Martensite

What is Martensite in Metallurgy?

Martensite is a hard, crystal structure in stainless steel formed through rapid cooling, resulting in a body-centred tetragonal (BCT) phase. In metallurgical terms, it’s recognised for exceptional hardness and strength, often found in stainless steels requiring high wear resistance. 

How Martensite is Formed in Stainless Steel

1. Austeniutizing
   Stainless steel is heated to around 900-1100°C, converting its internal structure to austenite- a face-centred cubic (FCC) phase that can dissolve more carbon.
2. Quenching
   The hot stainless steel is quickly cooled using oil, air, or water. This sudden drop in temperature prevents the formation of softer structures, such as ferrite or pearlite.
3. BCT structure formation
   As carbon atoms remain trapped during rapid cooling, the austenitic transforms into a strained body-centred tetragonal (BCT) lattice – martensitic. This phase is hard but brittle.
4. Cold Working
   Mechanical deformation at room temperature, such as rolling or pressing, can increase the martensite content, thereby further enhancing strength and hardness.
5. Tempering
   To reduce brittleness and relieve internal stresses, the stainless steel is reheated to a moderate temperature. This improves toughness while retaining most of the hardness.
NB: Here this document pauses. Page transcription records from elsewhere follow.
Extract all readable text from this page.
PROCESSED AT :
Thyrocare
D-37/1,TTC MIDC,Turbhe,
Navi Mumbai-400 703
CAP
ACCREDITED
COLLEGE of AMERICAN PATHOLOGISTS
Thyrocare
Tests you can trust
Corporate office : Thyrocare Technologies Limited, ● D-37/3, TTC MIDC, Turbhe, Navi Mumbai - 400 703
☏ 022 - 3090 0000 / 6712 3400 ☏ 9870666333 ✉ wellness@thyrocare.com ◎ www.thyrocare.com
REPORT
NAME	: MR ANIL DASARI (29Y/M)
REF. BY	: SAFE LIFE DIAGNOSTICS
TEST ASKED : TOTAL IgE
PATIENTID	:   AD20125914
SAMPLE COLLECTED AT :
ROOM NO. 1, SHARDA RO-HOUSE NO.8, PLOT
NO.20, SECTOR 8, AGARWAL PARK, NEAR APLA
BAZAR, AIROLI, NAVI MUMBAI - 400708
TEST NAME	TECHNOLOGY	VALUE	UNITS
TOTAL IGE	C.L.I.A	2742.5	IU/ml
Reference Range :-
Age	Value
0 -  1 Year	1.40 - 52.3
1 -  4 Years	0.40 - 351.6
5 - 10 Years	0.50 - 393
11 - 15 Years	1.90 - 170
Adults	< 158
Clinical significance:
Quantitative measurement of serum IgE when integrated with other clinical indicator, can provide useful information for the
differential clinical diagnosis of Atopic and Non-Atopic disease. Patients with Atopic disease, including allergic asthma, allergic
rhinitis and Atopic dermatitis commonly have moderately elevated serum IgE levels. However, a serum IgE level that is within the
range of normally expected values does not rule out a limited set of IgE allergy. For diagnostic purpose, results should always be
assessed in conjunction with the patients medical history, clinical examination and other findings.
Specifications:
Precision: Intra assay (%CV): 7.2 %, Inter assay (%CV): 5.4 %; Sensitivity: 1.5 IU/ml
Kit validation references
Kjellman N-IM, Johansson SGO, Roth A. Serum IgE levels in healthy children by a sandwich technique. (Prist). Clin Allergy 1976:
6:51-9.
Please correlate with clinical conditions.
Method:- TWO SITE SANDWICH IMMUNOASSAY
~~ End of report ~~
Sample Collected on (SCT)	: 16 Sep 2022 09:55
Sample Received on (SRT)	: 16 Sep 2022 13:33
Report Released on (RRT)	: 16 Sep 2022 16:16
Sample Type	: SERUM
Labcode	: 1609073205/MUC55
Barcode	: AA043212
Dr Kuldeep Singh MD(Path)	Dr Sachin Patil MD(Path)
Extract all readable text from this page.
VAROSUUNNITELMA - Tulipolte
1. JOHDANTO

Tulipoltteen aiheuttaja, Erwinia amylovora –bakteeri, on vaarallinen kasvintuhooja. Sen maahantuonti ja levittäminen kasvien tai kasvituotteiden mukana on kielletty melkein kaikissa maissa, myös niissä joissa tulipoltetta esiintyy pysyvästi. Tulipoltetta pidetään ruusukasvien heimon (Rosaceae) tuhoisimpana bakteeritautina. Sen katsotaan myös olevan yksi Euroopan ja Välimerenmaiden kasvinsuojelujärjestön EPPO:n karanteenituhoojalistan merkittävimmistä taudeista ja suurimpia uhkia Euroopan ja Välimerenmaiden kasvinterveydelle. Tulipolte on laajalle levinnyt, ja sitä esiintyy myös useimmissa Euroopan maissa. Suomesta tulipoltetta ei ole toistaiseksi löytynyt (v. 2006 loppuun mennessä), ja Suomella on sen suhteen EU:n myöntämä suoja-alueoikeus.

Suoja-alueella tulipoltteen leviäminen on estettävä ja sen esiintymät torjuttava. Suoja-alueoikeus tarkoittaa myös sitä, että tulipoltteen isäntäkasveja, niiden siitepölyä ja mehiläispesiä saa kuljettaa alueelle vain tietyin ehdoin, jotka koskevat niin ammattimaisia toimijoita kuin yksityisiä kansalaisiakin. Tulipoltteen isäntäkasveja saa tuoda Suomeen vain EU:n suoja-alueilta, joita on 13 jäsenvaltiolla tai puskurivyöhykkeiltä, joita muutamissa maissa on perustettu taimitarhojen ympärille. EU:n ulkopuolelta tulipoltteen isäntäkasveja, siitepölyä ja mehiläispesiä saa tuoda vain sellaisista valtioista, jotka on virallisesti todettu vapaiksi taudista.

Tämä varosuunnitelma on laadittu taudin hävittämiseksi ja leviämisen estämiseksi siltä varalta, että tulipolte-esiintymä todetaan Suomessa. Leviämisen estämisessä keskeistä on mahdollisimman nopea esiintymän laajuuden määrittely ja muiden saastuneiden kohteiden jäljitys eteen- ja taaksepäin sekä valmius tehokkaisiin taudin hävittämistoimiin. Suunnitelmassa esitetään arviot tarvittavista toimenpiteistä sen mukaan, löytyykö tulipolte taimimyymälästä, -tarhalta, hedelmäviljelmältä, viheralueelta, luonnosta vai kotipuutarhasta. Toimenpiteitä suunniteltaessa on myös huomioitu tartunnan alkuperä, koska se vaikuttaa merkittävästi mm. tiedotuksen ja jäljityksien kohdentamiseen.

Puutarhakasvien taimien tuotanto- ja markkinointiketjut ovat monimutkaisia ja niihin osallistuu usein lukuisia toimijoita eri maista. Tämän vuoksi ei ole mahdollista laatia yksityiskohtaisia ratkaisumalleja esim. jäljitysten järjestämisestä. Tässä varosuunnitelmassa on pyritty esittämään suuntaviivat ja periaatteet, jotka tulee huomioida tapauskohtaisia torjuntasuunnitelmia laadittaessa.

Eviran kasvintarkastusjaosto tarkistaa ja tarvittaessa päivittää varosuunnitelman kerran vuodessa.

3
What is Martensitic Stainless Steel?

Martensitic stainless steel contains 10.5–18% chromium and 0.1–1.2% carbon, offering high strength, wear resistance, and magnetic properties. These grades are hardenable through heat treatment or work hardening, making them ideal for applications such as knife blades, surgical instruments, fasteners, shafts, and turbine blades. Though less corrosion-resistant than austenitic types, they perform well in mild environments and benefit from post-weld stress relief if welded.